Please join me at my new location bryankyle.com

Friday, April 16, 2010

The iPad, iPhone OS 4.0 and Dropbox

From the looks of the iPad it's designed to be used primarily as a content consumption device with support for content creation. It's a good position for a first release since consumption doesn't require Apple to work out all of the kinks around how to use this brand new computing device as a way to create content. However, Apple seems to be slightly schizophrenic about the device with the release of the iWork applications for the platform. From what I've been reading the problems with using the device as a content creation platform are numerous. Most of the complaints I've read fall into one of two buckets: the device is designed as a touch screen device and input is fraught with problems, and there's no built in support for syncing work between the iPad and another machine.

Obviously Apple is aware that people aren't going to get any serious work done with a touch screen keyboard, hence the iPad Keyboard Dock and support for Bluetooth keyboards. But allowing users to hook up a keyboard to the device is only a half solution; you still need to interact physically with the device to perform some operations. John Gruber of Daring Fireball sums this up nicely in his article about the iPad:

The iPad is fundamentally a touchscreen device. You absolutely do not need a hardware keyboard for it. But if you re hoping to do any amount of serious writing with it ... you re going to want one. There are a few places in the iPad UI where I really wish the keyboard was useful but it isn t. For example, Safari location field suggestions. ... On the iPad, you must use touch to select from the list. Since you re already typing if you re entering a URL, this is just begging for arrow key support. (Ditto for suggested results from the Google search field in Safari.) The Esc key does not dismiss popovers, but that s probably OK. It s only possible to invoke popovers via touch, so it seems OK that you must dismiss them via touch as well.
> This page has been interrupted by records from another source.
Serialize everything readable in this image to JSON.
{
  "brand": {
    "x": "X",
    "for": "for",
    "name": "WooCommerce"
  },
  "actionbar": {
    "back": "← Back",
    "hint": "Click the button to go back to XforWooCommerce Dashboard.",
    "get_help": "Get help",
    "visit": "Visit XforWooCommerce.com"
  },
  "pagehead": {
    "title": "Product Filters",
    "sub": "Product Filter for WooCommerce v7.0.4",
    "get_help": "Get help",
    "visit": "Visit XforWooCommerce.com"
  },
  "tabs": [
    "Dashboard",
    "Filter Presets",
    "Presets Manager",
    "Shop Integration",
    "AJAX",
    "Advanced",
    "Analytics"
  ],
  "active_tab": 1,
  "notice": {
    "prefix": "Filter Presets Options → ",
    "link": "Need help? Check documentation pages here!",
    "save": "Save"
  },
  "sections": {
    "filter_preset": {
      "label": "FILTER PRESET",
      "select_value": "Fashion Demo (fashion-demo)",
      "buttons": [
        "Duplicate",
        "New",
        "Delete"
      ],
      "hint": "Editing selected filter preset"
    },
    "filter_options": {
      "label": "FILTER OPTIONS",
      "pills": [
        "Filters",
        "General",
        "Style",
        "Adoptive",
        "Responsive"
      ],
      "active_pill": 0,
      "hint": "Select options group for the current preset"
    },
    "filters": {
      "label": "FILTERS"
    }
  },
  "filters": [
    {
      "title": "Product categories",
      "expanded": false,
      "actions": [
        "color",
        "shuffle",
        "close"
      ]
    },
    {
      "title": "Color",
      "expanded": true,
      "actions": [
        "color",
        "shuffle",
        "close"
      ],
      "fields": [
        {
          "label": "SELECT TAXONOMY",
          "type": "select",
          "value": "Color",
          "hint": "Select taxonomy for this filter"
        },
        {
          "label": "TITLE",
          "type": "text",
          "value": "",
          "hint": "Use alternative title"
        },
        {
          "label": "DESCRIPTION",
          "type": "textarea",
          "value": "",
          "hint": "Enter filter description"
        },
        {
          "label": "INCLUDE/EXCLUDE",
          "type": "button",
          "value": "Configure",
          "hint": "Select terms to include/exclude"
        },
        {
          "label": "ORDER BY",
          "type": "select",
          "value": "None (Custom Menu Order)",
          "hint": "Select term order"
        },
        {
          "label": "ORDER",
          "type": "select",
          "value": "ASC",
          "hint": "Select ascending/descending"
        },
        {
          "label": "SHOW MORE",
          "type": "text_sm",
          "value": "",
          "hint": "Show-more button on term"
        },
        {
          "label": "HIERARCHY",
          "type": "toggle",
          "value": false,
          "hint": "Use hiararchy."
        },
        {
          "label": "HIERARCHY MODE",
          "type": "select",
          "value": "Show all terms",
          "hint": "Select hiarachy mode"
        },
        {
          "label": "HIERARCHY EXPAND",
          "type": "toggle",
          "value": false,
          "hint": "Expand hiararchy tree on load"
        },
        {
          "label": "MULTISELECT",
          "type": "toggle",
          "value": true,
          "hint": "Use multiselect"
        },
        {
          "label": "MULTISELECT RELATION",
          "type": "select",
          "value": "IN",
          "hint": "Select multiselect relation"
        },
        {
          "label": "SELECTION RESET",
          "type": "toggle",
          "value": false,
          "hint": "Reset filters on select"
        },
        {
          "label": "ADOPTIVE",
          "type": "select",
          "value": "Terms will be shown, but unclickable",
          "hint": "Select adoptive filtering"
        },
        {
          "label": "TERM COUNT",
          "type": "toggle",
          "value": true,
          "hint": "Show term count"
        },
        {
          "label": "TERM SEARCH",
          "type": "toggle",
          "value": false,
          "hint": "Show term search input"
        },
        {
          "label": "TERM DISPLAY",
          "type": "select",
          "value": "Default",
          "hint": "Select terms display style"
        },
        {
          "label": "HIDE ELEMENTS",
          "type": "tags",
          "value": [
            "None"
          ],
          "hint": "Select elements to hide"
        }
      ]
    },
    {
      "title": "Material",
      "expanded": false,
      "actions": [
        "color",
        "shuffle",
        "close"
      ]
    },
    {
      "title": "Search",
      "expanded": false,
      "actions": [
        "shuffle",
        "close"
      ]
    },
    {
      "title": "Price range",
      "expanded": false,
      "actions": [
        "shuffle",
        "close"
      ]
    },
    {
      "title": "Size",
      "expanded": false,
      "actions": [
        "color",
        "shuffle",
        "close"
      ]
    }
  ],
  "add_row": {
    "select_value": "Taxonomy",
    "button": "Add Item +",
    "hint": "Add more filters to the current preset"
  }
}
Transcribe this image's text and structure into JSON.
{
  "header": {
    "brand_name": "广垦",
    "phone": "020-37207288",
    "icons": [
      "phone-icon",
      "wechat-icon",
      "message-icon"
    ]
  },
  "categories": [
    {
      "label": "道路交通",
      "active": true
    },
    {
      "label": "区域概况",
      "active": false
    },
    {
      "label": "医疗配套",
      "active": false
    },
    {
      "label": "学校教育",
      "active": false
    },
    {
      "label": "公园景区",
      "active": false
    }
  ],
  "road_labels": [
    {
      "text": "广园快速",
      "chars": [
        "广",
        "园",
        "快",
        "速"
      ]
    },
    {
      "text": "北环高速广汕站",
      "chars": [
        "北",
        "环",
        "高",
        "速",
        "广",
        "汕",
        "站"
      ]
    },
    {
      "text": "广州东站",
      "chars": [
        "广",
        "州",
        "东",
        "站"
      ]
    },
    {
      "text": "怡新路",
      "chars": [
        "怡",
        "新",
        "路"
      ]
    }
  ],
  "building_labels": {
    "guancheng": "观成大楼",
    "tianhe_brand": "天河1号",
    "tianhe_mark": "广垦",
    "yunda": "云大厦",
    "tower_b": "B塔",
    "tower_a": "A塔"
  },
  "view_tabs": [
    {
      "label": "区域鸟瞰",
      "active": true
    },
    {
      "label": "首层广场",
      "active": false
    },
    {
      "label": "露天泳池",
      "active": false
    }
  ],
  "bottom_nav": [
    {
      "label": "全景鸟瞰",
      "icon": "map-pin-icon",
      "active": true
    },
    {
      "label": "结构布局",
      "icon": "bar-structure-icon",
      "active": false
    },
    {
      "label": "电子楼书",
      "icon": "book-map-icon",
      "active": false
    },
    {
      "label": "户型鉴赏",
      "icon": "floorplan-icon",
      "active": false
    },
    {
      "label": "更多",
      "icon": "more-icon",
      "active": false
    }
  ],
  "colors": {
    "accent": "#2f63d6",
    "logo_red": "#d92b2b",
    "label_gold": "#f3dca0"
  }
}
As an aside, it's nice that Apple's including the Bluetooth functionality for the iPhone as well. I'm not sure how much use it will be, but it's a nice little feature that other phones won't have.

The other issue that's been brought to light is that the sync story for apps on the iPad, as well as the iPhone and iPod Touch, is really weak. Apple hasn't provided an API to allow apps to sync their data with a Mac. In fact, given that the iWork apps don't sync with the Mac I'm not even convinced that the functionality exists. Sure, you could say that since the iWork apps are smaller, lighter versions of the iWork applications for the Mac they might not want to automatically sync since there isn't feature-set parity between the two suites.

The lack of any syncing support is really surprising to me given that Apple is trying to position the iPad as a light-weight computer. The fact that it wasn't available in the initial release is forgivable but when the iPhone OS 4.0 announcement came and went without any indication of it being in the pipeline I was annoyed.

The lack of a native sync story for 3rd party apps has really turned out to be a ghetto. Each application has its own way of synchronizing data between the sattelite - the iPad, iPhone, iPod Touch - and the mothership - the Mac. Developers are forced to come up with their own way of syncing data between the two devices. Obviously this isn't a good place to be in for developers or users.

From the developer's perspective they have to either write their own custom syncing protocol or use something like WebDAV, FTP or iDisk to transfer the data to location that's accessible to both the Mac and the device. Clearly this is a waste of time on the developer's behalf and it's not even that good of a solution since it has the fatal flaw that the app can only sync data if it's running on the mobile device.

As for users: it's a complete usability nightmare. Each app has to have its syncing configured separately. The app on the mobile device has to be running for the sync to work and potentially so does the sibling application on the Mac. If either isn't running the sync will fail and user's will have to figure out why. This shouldn't be. Syncing is one of those things that users just expect to work. Period.

Synchronizing data is a common enough problem that the platform really should address it in a standard way. The fact that sync support didn't make it into iPhone OS 4.0 but iAds, an advertising API did is just appalling.

So, if you read the title of this post I think you'll know where I'm headed: Dropbox. For the un-initiated, Dropbox is a service that automatically keeps a directory on multiple machines synchronized. Best of all, for small amounts of data - up to 2GB - it's free! Dropbox could provide the infrastructure needed for mobile and desktop devices to keep their data synchronized, a great place to be. The fact that Apple's dropped the ball on such an important piece of the puzzle leaves an opening for Dropbox to become a de-facto standard for synchronizing between mobile and desktop devices.

There's only one slight problem: as of this moment there is no public API available for Dropbox. This means that even if developers want to integrate with Dropbox they can't. From what I've heard an API is in the works, but it's not ready quite yet. All I have to say is that they had better get their act together and soon before Apple comes along and eats their lunch with an integrated solution.